One possible explanation for the apparent failure of avoidance advice is that avoidance has been incomplete. However, in numerous countries in Africa and Asia, where children eat foods containing peanuts from infancy, there is little or no allergy in the population.

Many scientists now believe that repeatedly exposing a young child's immune system to peanut may allow the child's body to build up a tolerance to peanut proteins and so prevent an allergic reaction from developing.

The findings of the LEAP (Learning Early about Peanut Allergy) study, involving London's Evelina Children's Hospital, may provide important new evidence. The study is recruiting 480 children, aged between four and 11 months and suffering from eczema or egg allergy, as this group has a 20 per cent chance of developing a peanut allergy. Half will avoid eating foods containing peanuts until age three; half will be fed a peanut snack three times a week. The two groups of children will be tracked until the age of five, when the incidence of allergies in each group will be used to determine whether avoidance or consumption is the better approach.

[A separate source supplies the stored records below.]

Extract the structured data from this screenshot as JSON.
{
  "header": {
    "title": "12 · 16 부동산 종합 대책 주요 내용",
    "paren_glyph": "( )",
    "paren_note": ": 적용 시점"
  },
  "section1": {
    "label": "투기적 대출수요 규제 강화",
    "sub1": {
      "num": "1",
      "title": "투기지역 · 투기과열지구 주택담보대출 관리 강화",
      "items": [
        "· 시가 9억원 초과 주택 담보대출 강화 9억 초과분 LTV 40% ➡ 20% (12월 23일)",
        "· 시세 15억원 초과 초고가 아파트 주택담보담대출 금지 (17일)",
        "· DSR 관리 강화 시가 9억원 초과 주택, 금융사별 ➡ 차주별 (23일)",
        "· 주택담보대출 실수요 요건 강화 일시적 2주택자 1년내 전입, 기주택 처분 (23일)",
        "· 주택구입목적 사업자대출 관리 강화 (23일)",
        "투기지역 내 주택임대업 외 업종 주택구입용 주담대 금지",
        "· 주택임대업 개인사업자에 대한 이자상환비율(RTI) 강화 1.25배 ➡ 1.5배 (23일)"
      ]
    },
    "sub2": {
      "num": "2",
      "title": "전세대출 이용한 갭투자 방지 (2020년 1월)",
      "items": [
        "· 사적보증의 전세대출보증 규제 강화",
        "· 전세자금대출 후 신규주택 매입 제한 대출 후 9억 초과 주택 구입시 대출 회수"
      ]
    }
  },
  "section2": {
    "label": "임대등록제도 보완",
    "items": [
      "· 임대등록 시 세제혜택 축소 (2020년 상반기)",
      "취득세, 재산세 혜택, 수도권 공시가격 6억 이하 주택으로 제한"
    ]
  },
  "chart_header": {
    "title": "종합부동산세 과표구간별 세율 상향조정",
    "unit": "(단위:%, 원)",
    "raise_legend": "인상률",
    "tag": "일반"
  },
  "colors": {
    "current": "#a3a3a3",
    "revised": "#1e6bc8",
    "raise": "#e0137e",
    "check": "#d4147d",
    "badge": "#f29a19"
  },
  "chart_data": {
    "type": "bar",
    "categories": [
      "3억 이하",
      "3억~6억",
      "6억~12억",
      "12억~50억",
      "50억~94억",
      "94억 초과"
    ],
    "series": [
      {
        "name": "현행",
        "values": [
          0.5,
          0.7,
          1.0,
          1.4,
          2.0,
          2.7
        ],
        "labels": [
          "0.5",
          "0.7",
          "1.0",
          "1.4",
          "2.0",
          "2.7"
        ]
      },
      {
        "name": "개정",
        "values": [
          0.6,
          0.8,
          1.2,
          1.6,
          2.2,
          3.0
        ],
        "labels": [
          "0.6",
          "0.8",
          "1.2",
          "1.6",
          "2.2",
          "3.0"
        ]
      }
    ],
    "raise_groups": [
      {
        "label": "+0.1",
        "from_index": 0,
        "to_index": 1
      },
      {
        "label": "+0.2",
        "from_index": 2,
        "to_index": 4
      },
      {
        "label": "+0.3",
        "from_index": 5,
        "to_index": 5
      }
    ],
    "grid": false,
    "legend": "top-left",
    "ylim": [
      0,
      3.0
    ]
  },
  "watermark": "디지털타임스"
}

Professor Gideon Lack, principal investigator in the LEAP study, says, 'Peanut allergy affects almost one in 50 schoolchildren in the UK. For the majority this is a life-long, frightening disease that significantly impacts on quality of life. If we can determine whether early avoidance or early introduction of peanut is the better strategy, this will influence public health policy and potentially prevent suffering in tens of thousands of children over the next decade.'

But with the study results some five years away, advice from the LEAP team is that parents and early years practitioners 'should continue to follow current advice on avoidance of peanut in the infant's diet' (see box).

That advice may change next year, however. The Food Standards Agency is commissioning a review of recent allergy research, to be completed by next spring and analysed by independent advisory body, the Committee for Toxicity. A Department of Health spokesperson says, 'We will reconsider our guidance once we have received advice from the COT in light of the FSA's review.'

Vicky Field, spokesperson for the Anaphylaxis Campaign, says it was never intended that all mothers follow the DoH guidance, but 'a study carried out in Portsmouth found that many pregnant women with no history of allergy were following it'.

She adds, 'At the moment we just don't what is causing the rise in peanut allergy or if we're doing anything good or bad or having any impact at all on curbing the rise. That's why the LEAP research is so important.'

FURTHER INFORMATION:

- The LEAP Study: call 0800 234 6522, e-mail info@leapstudy.co.uk or visit www.leapstudy.co.uk

- House of Lords Science and Technology Committee, 6th Report of Session 2006-07 - Allergy, www.publications.parliament.uk/pa/ld/ldsctech.htm#reports

- The Food Standards Agency: www.food.gov.uk/

- The Anaphylaxis Campaign: www.anaphylaxis.org.uk

DEALING WITH ALLERGIES

With the incidence of peanut allergy rising by 117.3 per cent between 2001 and 2005, looking after children with peanut allergies has become commonplace for many nurseries.

Advice from the LEAP study team is that children with peanut allergies should have a personalised emergency management plan that is: issued to both parents and the school/nursery; is easily accessible; accompanies the emergency medications; and outlines in a step-wise fashion exactly what should be done in case of an allergic reaction.

Information on how to prepare such a plan is available at www.allergyinschools.org.uk, a site administered by the Anaphylaxis Campaign and including specific advice for early years settings.